When I graduated from college the sum total of my “professional” wardrobe included two suits – a medium gray herringbone and a dark char-brown (both with a vest), the navy blazer I’d had since high school (Thanks again, Dad and Mom!), one gray slack, three dress shirts, and a handful of ties. The shoes I had aren’t even worth mentioning. All but the blazer had been purchased with money I made working during the summers of my college years. By today’s valuation, I had invested close to a thousand dollars per suit. It was a lot of money at the time, but I thought they were awesome, and I always felt amazing when I put them on.
Q: How did I end up with a brown suit as one of my first two, and didn’t even own a navy suit until years later?
A: I liked it, and nobody suggested that I do any different.
More recently, as a professional clothier, I have had the pleasure of helping several fortunate young men get started with their professional wardrobe. In almost every case the clothing has been a gift from parents, grand parents, a mentor, or everyone’s favorite – the “rich uncle.” Such a gift is nothing short of a sound investment and a big vote of confidence. A few key pieces of professional clothing will go a long way to create a great first impression and set a young person on to the path of success.
Chris R. just got a new solid dark gray suit, white shirt, and a great tie as a Christmas gift from is parents. His first chance to wear it will be for no particular reason other than to show off for his older brother. C.P. got his first new suit, a dark blue solid, as a gift from his parents just before his senior year of college in preparation for senior year events and the interviews that will get him the job that will get him off of the family payroll.
Either a dark blue/navy or dark gray solid suit is the clear choice to begin building the “dress up” portion of your wardrobe, particularly for those who aspire to work in the fields of finance, law, politics, or sales and marketing. The versatility, universal acceptance, and powerful symbolism of either suit is unrivaled. Either one is your one essential suit.

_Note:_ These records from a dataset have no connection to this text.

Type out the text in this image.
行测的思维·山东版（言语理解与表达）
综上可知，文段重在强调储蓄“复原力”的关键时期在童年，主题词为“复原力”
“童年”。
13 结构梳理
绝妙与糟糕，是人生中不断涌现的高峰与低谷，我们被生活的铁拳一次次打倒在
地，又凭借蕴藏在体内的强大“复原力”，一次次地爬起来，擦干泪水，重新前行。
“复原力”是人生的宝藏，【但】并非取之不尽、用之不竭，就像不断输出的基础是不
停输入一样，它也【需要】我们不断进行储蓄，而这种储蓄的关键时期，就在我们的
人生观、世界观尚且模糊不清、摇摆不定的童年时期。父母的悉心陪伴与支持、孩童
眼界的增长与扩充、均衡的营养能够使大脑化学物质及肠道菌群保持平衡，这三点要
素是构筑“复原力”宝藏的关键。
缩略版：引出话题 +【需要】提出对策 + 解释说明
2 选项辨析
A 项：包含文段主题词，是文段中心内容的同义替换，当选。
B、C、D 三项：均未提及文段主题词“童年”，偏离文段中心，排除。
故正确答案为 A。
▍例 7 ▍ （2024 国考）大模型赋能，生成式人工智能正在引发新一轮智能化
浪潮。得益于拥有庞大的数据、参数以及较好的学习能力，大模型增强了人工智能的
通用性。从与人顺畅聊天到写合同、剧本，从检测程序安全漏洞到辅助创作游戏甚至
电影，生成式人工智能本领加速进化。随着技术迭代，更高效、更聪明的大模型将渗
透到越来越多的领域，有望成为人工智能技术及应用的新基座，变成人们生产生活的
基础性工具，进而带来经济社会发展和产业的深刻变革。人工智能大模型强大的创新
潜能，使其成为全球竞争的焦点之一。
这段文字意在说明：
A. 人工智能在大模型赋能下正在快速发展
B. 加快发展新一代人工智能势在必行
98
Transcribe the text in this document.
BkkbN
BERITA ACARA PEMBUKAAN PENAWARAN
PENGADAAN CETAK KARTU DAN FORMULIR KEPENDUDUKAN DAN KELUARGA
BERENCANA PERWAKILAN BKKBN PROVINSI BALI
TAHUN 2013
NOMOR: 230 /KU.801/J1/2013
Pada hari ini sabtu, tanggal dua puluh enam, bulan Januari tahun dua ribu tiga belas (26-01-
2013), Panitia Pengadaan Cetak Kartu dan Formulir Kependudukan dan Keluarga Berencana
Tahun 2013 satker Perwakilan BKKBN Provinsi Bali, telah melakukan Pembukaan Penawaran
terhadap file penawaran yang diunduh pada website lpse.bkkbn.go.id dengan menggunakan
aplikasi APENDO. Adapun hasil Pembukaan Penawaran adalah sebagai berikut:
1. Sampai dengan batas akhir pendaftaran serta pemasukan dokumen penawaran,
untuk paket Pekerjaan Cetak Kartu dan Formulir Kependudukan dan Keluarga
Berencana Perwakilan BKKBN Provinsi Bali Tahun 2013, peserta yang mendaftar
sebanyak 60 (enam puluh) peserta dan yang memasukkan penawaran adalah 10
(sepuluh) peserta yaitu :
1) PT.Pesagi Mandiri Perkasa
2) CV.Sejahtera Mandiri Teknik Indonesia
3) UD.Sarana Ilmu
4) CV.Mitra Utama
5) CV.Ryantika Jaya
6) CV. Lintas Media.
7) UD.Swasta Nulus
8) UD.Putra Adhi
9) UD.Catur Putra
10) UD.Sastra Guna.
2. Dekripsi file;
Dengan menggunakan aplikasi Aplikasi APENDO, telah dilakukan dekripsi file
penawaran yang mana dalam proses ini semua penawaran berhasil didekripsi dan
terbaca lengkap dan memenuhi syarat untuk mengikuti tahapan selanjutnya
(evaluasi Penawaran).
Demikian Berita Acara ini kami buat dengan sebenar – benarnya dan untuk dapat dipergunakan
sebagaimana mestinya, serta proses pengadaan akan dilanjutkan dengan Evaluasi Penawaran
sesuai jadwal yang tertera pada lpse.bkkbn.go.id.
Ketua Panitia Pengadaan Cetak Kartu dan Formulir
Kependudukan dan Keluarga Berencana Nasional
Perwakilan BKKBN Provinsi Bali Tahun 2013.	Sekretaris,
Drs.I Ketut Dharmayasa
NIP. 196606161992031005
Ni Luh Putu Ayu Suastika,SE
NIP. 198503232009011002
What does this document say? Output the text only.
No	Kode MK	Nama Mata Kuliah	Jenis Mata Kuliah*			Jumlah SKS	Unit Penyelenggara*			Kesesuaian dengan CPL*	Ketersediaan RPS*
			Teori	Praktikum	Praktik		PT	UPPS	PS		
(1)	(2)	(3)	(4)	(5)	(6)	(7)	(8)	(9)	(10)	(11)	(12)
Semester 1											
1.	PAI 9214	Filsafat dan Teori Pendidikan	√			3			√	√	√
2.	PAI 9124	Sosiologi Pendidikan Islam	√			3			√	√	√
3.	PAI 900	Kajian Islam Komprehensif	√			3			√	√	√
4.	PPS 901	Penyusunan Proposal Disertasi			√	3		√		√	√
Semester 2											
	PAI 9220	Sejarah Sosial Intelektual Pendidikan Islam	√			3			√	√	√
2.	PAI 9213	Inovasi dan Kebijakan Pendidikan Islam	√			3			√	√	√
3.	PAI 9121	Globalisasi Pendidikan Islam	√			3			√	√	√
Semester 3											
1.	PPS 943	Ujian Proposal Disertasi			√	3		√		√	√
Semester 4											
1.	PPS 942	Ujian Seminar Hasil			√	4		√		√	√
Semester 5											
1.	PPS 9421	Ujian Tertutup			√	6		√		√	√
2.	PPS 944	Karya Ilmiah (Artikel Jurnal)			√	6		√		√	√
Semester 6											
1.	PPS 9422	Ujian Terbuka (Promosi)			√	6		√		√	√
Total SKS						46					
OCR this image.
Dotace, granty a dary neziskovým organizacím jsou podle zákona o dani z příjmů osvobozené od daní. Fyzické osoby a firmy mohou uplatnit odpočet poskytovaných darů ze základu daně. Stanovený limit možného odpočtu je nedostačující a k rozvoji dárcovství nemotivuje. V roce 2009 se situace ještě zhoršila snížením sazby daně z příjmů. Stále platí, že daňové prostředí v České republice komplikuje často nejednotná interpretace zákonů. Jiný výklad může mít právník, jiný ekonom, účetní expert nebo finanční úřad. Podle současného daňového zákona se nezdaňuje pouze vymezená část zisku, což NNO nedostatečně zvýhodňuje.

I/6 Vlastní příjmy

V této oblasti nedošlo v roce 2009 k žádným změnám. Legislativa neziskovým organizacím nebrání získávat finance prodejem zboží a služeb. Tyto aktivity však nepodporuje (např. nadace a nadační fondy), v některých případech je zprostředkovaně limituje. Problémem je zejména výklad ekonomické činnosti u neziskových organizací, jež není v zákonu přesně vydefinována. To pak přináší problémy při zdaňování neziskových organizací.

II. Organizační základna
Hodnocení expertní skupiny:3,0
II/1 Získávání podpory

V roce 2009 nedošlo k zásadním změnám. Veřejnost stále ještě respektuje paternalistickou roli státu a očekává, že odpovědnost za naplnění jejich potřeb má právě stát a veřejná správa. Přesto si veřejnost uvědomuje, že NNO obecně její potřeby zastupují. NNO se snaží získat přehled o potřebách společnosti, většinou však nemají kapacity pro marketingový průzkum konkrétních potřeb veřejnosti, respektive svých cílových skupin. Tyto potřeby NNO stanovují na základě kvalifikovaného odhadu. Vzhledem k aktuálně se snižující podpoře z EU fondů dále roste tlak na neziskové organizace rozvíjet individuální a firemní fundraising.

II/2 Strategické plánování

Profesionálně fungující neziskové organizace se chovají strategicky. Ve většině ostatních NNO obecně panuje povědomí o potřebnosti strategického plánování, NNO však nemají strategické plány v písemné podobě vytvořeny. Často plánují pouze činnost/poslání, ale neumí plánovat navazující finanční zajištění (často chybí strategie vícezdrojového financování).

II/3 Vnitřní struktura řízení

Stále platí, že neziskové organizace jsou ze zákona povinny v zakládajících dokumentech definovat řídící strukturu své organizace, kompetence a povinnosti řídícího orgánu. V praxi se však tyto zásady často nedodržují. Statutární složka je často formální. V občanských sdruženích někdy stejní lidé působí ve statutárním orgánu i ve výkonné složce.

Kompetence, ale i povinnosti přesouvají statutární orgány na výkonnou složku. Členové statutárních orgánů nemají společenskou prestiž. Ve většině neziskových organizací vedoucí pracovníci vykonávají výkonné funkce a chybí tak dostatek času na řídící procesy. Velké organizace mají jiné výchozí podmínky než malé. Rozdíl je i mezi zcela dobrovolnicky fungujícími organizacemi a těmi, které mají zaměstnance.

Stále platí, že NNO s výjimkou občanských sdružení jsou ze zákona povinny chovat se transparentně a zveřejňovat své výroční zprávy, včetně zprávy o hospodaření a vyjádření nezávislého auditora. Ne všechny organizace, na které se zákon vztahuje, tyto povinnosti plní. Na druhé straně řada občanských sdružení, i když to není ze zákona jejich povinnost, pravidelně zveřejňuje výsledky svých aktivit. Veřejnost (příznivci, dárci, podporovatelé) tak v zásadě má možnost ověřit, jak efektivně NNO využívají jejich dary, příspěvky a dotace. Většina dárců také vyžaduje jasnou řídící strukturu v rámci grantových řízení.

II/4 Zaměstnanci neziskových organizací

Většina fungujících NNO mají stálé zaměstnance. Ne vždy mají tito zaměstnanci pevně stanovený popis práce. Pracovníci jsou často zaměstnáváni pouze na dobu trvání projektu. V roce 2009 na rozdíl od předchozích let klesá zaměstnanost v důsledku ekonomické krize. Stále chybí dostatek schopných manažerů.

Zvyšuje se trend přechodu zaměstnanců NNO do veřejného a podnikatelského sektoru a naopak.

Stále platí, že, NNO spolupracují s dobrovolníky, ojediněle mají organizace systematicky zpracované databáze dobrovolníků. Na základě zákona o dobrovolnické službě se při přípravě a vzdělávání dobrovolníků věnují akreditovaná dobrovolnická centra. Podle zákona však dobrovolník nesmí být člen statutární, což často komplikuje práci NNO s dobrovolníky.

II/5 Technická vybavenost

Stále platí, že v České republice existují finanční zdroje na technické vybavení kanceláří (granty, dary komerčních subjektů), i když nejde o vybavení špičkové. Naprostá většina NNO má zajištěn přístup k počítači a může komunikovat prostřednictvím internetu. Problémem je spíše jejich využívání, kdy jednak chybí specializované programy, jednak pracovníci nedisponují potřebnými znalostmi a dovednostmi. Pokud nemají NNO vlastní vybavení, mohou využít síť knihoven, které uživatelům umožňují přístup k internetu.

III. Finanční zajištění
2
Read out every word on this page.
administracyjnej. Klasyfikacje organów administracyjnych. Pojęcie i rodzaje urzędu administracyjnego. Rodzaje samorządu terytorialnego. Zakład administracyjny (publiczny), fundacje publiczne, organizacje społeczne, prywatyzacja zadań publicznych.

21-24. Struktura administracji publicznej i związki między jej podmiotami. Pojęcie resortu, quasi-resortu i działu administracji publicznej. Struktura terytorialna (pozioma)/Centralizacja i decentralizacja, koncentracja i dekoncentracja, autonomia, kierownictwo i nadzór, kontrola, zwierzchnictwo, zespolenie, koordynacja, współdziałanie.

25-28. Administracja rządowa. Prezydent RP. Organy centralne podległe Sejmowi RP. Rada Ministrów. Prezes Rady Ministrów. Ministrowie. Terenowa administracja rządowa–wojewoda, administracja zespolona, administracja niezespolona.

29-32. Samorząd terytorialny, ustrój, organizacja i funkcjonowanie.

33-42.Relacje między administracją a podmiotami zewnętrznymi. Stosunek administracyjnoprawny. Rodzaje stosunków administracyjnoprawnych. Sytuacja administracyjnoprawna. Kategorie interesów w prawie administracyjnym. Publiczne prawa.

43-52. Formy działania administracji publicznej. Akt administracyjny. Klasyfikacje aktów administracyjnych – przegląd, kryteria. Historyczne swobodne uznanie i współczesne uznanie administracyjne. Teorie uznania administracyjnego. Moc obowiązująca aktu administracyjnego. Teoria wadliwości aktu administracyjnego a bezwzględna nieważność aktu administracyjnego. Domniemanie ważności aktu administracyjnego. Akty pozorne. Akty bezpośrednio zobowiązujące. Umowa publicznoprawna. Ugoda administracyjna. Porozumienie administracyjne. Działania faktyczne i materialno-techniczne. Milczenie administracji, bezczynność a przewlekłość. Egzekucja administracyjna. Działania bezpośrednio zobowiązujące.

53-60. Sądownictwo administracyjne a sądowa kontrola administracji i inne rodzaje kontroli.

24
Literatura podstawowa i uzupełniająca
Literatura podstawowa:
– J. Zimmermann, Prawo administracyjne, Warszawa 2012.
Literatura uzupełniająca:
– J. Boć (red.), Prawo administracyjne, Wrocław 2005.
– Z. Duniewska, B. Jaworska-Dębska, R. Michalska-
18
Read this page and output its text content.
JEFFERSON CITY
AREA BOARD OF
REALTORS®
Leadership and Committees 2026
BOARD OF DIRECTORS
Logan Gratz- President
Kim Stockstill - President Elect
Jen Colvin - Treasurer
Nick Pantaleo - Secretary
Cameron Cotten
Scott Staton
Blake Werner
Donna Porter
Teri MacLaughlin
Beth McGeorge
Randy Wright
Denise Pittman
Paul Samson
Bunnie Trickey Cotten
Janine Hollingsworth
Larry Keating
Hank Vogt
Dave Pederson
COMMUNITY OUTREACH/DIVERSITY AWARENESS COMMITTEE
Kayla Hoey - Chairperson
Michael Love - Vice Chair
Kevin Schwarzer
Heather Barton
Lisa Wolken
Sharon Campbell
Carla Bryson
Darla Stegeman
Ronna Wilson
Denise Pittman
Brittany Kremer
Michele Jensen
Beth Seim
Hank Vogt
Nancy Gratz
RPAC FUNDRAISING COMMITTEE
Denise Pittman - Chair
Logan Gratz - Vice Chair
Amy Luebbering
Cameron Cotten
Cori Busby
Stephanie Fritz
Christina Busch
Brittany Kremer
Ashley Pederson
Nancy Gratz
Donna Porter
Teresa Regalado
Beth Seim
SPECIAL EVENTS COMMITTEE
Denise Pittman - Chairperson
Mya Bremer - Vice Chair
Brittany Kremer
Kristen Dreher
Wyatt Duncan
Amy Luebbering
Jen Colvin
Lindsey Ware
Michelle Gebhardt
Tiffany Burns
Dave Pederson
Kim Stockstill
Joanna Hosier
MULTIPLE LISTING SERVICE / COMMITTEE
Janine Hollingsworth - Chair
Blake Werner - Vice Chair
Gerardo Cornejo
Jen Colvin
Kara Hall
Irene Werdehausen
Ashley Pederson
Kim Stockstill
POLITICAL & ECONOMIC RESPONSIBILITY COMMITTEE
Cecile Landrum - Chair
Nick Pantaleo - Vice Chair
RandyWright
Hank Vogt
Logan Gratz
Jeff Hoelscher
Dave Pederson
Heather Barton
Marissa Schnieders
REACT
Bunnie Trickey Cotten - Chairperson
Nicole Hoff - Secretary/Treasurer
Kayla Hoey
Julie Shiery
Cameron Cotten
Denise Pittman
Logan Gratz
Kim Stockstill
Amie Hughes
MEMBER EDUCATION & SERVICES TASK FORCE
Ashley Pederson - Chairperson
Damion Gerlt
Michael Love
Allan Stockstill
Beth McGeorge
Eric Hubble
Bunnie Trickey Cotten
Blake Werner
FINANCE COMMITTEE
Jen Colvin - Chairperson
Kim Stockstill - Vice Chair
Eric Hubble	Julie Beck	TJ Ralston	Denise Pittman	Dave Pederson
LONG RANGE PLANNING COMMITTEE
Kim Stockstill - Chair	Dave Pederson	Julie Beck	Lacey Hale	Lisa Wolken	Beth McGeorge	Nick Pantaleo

With respect to style, a classic two-button coat and a flat front pant, with our without cuffs, is the way to go. If you’re having a suit made, you may also want to add a matching vest, though I would advise against adding the vest to the look in most interview situations, lest you come across a bit too charming.
As every main dish needs a side or two to complete the meal, your dark solid suit will need a white shirt for formal and/or conservative occasions and another shirt, maybe a stripe or check of some kind, to mix it up and add flavor. Be sure to add at least one shirt with French cuffs. Why? Well, for one, there are just too many fun cufflinks that need to worn. There is truly something for everyone, including your school if you went to one of more than 100 Division I schools now represented in our NCAA collection.
Your look will be complete with a pair of black dress shoes and coordinating belt of the same color, dark socks that are essentially the same color as your pants, and a selection of ties and pocket squares.
Michael K. just got two outfits from his grandfather for his college graduation. A dark gray solid suit is the foundation piece, complemented by a blue windowpane sport jacket and navy solid pant to provide a more casual alternative. Both look great with a light blue solid shirt and sophisticated neat pattern tie. He also got a green check shirt and coordinating tie that he really likes with the gray suit. The gray pant from the suit can also be worn with the sport jacket, so there is a lot of natural versatility in everything he picked out.